1. The problem statement, all variables and given/known data
I guess it's actually trig substitution...
To demonstrate I'll use the integral of $$\int \dfrac{x \cdot \ln(x)}{\sqrt{x^2-1}} \cdot dx$$

2. Relevant equations
3. The attempt at a solution

$$x=\sec\theta \\ dx=\sec\theta \cdot \tan\theta \\ \int \dfrac{\sec\theta \cdot \ln\sec\theta \cdot \sec\theta \cdot \tan\theta}{\sqrt{\sec^2\theta-1}} \cdot d\theta$$
$$\int \sec^2\theta \cdot \ln\sec\theta \cdot d\theta$$
Everything in this equation is in terms of $\sec\theta$ which is what I said x is equal to earlier. However, if I sub x back in for $\sec\theta$ and do integration by parts I end up getting the wrong answer. In the answer key they do the integration by parts with the $\theta$ variable and when they change back to x get a completely different answer than me.
For reference the answer I got was $\dfrac{x^3 \cdot lnx}{3} - \dfrac{x^3}{9} + C$ and their answer is $ln|x| \sqrt{x^2-1} - \sqrt{x^2-1} + arcsec(x)+ C$
Okay so I think my mistake is that I did not replace $d\theta$ in terms of $dx$

Last edited: Apr 17, 2015
2. Apr 17, 2015

### SteamKing

Staff Emeritus
If you are going to use integration by parts anyway, taking a detour thru the Trig Zone may not be the ideal approach for this integral.
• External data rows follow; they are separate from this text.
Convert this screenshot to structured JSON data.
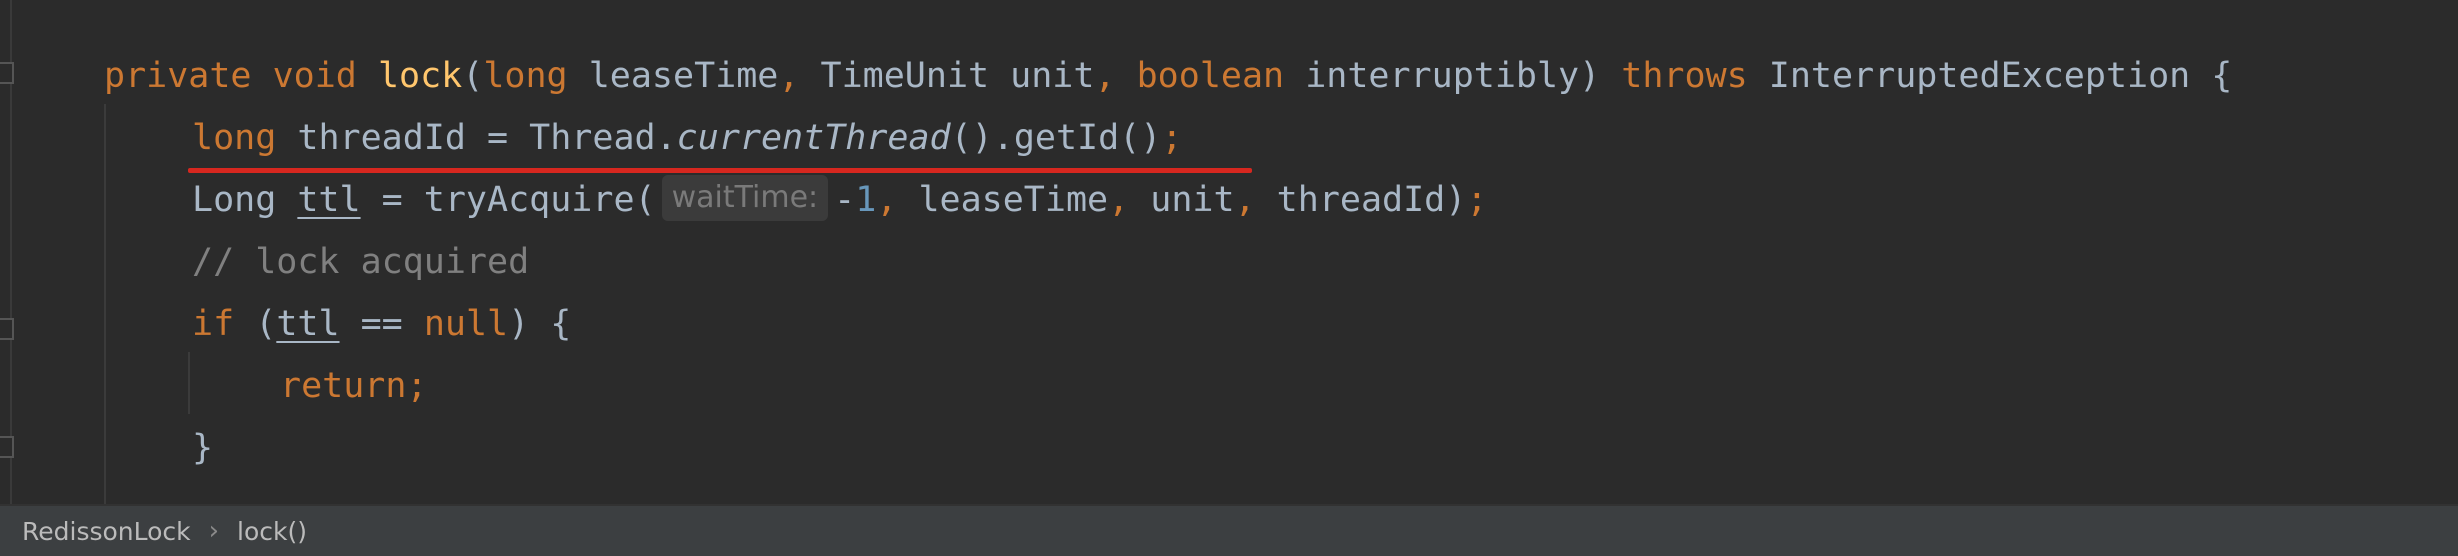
{
  "code": {
    "lines": [
      {
        "tokens": [
          {
            "t": "private",
            "c": "kw"
          },
          {
            "t": " ",
            "c": "pl"
          },
          {
            "t": "void",
            "c": "kw"
          },
          {
            "t": " ",
            "c": "pl"
          },
          {
            "t": "lock",
            "c": "fn"
          },
          {
            "t": "(",
            "c": "pl"
          },
          {
            "t": "long",
            "c": "kw"
          },
          {
            "t": " leaseTime",
            "c": "pl"
          },
          {
            "t": ",",
            "c": "kw"
          },
          {
            "t": " TimeUnit unit",
            "c": "pl"
          },
          {
            "t": ",",
            "c": "kw"
          },
          {
            "t": " ",
            "c": "pl"
          },
          {
            "t": "boolean",
            "c": "kw"
          },
          {
            "t": " interruptibly) ",
            "c": "pl"
          },
          {
            "t": "throws",
            "c": "kw"
          },
          {
            "t": " InterruptedException {",
            "c": "pl"
          }
        ]
      },
      {
        "tokens": [
          {
            "t": "long",
            "c": "kw"
          },
          {
            "t": " threadId = Thread.",
            "c": "pl"
          },
          {
            "t": "currentThread",
            "c": "pl it"
          },
          {
            "t": "().getId()",
            "c": "pl"
          },
          {
            "t": ";",
            "c": "kw"
          }
        ]
      },
      {
        "tokens": [
          {
            "t": "Long ",
            "c": "pl"
          },
          {
            "t": "ttl",
            "c": "pl ul"
          },
          {
            "t": " = tryAcquire(",
            "c": "pl"
          },
          {
            "t": "waitTime:",
            "c": "hint"
          },
          {
            "t": "-",
            "c": "pl"
          },
          {
            "t": "1",
            "c": "num"
          },
          {
            "t": ",",
            "c": "kw"
          },
          {
            "t": " leaseTime",
            "c": "pl"
          },
          {
            "t": ",",
            "c": "kw"
          },
          {
            "t": " unit",
            "c": "pl"
          },
          {
            "t": ",",
            "c": "kw"
          },
          {
            "t": " threadId)",
            "c": "pl"
          },
          {
            "t": ";",
            "c": "kw"
          }
        ]
      },
      {
        "tokens": [
          {
            "t": "// lock acquired",
            "c": "cm"
          }
        ]
      },
      {
        "tokens": [
          {
            "t": "if",
            "c": "kw"
          },
          {
            "t": " (",
            "c": "pl"
          },
          {
            "t": "ttl",
            "c": "pl ul"
          },
          {
            "t": " == ",
            "c": "pl"
          },
          {
            "t": "null",
            "c": "kw"
          },
          {
            "t": ") {",
            "c": "pl"
          }
        ]
      },
      {
        "tokens": [
          {
            "t": "return;",
            "c": "kw"
          }
        ]
      },
      {
        "tokens": [
          {
            "t": "}",
            "c": "pl"
          }
        ]
      }
    ]
  },
  "breadcrumb": {
    "items": [
      "RedissonLock",
      "lock()"
    ],
    "separator": "›"
  }
}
Have you tried taking the integrand as is and finding a suitable u and dv for IBP?

3. Apr 17, 2015

### SammyS

Staff Emeritus
Yes, forgetting to handle dθ with care would cause a problem.

As you might expect, that will simply change the integral back to its original form.

4. Apr 17, 2015

### Potatochip911

Yea although I personally find it easier to integrate after using substitutions to get rid of the roots.

5. Apr 17, 2015

### SteamKing

Staff Emeritus
Looks like there's roots in the book's solution.

In any event, you should always differentiate what you obtain for the integral (or even what the book says) to check that it returns the original integrand.